L’intimità è l’altro in me e l’altro davanti a me, lo vedo sempre e vedo tutta la storia che mi passa davanti e sento di sceglierlo e risceglierlo, e sento che lui mi è accanto anche se non c’è, e sento l’altro che mi protegge e che mi sostiene anche se in quel momento è altrove, ma so che, se necessario, lui verrebbe a difendere la nostra identità matrimoniale che abbiamo scelto insieme. Più una coppia cammina verso l’intimità attraverso la comunicazione e più penso che vivrà la sessualità secondo il progetto di Dio, altrimenti diventerà una cosa meccanica. Più si comunica nella verità e più la sessualità viene vissuta secondo il progetto di Dio. “Io in te e tu in me anche con il corpo” e non è solo per un momento.
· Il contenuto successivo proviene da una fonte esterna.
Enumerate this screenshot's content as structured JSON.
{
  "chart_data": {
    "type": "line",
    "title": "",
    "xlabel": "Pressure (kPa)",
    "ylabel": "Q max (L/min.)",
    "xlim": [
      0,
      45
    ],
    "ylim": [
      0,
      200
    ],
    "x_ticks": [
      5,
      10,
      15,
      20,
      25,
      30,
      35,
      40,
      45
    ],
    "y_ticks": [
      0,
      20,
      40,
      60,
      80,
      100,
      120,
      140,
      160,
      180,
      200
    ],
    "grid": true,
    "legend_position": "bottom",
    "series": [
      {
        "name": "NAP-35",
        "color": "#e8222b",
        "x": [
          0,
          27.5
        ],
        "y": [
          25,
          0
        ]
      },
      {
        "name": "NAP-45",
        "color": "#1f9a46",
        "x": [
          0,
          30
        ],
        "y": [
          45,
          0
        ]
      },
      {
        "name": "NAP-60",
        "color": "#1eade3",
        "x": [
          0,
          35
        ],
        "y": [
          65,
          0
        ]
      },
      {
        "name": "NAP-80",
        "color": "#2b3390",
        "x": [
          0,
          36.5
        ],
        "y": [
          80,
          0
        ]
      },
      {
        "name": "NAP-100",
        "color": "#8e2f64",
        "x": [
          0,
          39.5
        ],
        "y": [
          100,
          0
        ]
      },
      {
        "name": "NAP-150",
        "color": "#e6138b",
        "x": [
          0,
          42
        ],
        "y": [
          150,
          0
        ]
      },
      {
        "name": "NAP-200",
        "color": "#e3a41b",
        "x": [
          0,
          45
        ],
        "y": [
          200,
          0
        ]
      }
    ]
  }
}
Ecco perché la Chiesa dice di attendere a fare l’amore, perché occorre prima una costruzione vera dell’intimità. Più creerete intimità più, quando con la grazia sacramentale farete l’amore, vivrete l’esperienza di essere corpo di Cristo per l’altro e il letto matrimoniale diventa il vostro altare. Essere Gesù per l’altro: «Prendi il mio corpo, è tuo». Ecco la verità della relazione e quel corpo, secondo la Bibbia, è tutta la persona e l’altro ci crede perché io l’ho messo a parte di tutto di me, del passato, del presente e del futuro.
Vi auguro tanto di vivere la comunicazione nella verità e per essere veri e poi di arrivare a quest’apice: «Sperimentare Gesù già sulla terra».